David Post: Fast Fibrant is hardly a clunker
Published 9:35 pm Monday, February 19, 2018
Mark Brincefield is a talent, but his cartoon on Sunday, Feb. 11, showing Fibrant as “clunker” of a trashed car completely missed the mark and feeds a destructive narrative. Destructive to Fibrant. Destructive to Salisbury. (Hopefully not destructive to our negotiations with Hotwire Communications.) And a sad and woeful lack of understanding of Fibrant.
Does Fibrant have problems?
Yes. Big ones.
First, Fibrant was poorly planned. The idea was “build it and they will come.” It failed to match the ailing workforce with the high tech broadband. Community support and understanding were insufficient. Fibrant didn’t understand the market and how to change with the market.
Second, and perhaps most importantly, it has no business leadership. For two years, I’ve advocated that Fibrant have a Board of Advisors like most businesses to guide strategy.
Third, Fibrant was designed on the premise of building for the low-margin home market rather than the high-profit institutional market (schools, government, big businesses, and healthcare).
Fourth, Fibrant’s marketing efforts have been weak, inconsistent and ineffective. Its website advertises speeds one-third and one-half the national average when, in fact, it offers and should only sell speeds 10 times the national average. Who would go to Food Lion and buy a tomato if the sign said that two-thirds of all tomatoes are better?

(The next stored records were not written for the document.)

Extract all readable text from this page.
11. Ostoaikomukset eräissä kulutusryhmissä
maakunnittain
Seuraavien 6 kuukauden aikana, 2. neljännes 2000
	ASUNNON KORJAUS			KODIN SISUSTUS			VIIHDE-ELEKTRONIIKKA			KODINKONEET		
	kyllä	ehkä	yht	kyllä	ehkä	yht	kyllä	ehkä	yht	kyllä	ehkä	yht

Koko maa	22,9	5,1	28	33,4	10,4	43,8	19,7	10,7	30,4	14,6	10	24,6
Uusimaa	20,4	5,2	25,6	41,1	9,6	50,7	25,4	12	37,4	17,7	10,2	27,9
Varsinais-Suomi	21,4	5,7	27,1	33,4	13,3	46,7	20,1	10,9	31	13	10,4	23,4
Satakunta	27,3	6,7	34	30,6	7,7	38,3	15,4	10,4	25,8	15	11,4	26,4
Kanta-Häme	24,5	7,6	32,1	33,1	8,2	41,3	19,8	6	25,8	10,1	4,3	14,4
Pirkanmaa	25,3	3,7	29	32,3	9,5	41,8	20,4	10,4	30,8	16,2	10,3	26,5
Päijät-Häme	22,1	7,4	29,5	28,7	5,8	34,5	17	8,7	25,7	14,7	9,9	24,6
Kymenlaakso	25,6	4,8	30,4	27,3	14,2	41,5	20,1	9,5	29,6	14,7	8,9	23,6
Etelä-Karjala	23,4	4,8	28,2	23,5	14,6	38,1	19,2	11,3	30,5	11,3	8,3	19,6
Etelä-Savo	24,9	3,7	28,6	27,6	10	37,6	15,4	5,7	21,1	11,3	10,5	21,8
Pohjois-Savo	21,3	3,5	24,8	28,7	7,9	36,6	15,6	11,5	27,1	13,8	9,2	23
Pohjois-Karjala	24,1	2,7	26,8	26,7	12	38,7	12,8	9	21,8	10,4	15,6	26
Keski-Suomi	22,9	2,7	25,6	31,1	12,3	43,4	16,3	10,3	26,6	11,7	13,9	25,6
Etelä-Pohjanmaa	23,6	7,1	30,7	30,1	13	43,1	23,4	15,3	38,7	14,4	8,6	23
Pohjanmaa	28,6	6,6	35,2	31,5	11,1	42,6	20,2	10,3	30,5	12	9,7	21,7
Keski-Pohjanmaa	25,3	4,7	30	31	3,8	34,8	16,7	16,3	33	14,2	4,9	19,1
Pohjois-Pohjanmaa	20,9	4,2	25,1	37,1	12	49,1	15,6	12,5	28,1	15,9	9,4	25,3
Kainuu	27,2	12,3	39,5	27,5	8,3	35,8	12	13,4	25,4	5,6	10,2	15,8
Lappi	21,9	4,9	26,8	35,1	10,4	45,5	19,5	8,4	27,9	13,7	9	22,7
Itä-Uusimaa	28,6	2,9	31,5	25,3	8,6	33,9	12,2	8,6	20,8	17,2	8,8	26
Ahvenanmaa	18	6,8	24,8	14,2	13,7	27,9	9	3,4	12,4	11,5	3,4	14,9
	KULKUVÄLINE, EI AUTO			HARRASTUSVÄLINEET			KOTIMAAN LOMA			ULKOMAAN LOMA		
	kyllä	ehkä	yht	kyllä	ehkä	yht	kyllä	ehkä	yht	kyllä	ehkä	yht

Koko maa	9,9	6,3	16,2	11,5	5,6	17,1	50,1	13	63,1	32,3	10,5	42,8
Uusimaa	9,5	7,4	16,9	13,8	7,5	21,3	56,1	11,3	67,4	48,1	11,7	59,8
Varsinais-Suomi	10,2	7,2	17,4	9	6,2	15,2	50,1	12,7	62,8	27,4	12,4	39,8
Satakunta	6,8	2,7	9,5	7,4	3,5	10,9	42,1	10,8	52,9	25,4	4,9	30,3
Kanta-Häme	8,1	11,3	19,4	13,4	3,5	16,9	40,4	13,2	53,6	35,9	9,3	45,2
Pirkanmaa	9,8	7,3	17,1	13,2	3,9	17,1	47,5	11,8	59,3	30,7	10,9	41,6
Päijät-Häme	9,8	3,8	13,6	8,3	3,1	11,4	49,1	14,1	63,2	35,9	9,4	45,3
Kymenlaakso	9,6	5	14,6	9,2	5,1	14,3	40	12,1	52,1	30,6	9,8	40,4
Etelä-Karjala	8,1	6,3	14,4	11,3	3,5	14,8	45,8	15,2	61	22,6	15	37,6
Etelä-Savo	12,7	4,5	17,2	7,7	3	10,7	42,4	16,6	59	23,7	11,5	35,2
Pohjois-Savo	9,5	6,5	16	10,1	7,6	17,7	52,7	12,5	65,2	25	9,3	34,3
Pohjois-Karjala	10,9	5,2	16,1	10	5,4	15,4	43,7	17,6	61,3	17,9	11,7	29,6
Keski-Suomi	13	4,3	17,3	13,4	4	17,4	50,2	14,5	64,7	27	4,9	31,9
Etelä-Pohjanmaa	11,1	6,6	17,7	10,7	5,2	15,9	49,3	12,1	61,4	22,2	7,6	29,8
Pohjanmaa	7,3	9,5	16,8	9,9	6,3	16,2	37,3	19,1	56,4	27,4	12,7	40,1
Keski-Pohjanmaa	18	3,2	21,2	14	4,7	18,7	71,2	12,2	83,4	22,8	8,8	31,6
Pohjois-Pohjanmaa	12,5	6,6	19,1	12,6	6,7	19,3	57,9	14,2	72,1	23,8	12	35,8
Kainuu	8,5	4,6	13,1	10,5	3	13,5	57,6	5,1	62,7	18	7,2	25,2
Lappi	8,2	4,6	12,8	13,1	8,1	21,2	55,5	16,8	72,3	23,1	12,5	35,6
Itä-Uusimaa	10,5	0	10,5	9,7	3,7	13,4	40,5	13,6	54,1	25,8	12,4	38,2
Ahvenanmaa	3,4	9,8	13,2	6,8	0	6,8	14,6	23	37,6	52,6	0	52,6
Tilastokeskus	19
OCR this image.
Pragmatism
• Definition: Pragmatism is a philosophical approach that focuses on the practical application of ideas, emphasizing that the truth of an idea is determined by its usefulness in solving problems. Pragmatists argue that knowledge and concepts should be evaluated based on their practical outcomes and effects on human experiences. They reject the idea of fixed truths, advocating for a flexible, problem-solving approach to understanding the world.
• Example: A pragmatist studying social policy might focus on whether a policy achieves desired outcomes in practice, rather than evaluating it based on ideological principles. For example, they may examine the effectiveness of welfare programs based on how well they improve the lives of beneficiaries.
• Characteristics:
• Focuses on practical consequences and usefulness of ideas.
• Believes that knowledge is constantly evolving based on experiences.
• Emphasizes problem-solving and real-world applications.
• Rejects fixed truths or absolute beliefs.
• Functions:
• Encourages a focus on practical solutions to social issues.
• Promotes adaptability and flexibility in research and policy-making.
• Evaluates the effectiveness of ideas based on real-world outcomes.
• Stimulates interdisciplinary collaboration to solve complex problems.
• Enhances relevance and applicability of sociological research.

Or buy a car that got half the gas mileage of most cars in the country?
Since then, it has faced new challenges.
Voices in the city have criticized Fibrant for years, spreading “fake news.” Fibrant had a rough start. Ten years later, Fibrant flickers for a few seconds and the protests start. Spectrum has a problem, and it’s just part of the internet experience.
Bowing to millions spent by Time-Warner and AT&T in their lobbying effort to destroy Fibrant and protect their monopolies, the legislature handcuffed Fibrant after it was built.
Recently, Spectrum has been running full-page ads and sending mailers twice a week to lure customers away from Fibrant.
But does Spectrum serve the entire county? No. Beyond Salisbury city limits, Internet options are scarce or non-existent — hence, Spectrum and AT&T’s lobbying efforts to not permit Fibrant to grow.
Fibrant is a world class, state-of-the-art broadband system. With local service. Its operations and service are second to none. The service person may be your neighbor. And about 20 percent of Salisbury knows that. The other 80 percent have been beaten into believing that Fibrant is that clunker.
Salisbury built 353 miles of fiber on every street in the city. The schools provide every student a laptop. But most students cannot afford Internet in their homes. So, would someone please tell me — the mayor pro tem — why Fibrant has not explored providing free WiFi in economically disadvantaged neighborhoods? Maybe more kids would choose public schools.
What Fibrant doesn’t deserve is being portrayed by anyone as a clunker when it is a Cadillac or a Mercedes. Or even a Ferrari.
Hotwire deserves our respect. It is an experienced operator — recently winning several awards as the best internet provider — serving hundreds of thousands of customers in a number of states along the East Coast. It is going to prove that to Salisbury. Hold your breath.
David Post is Salisbury’s mayor pro tem.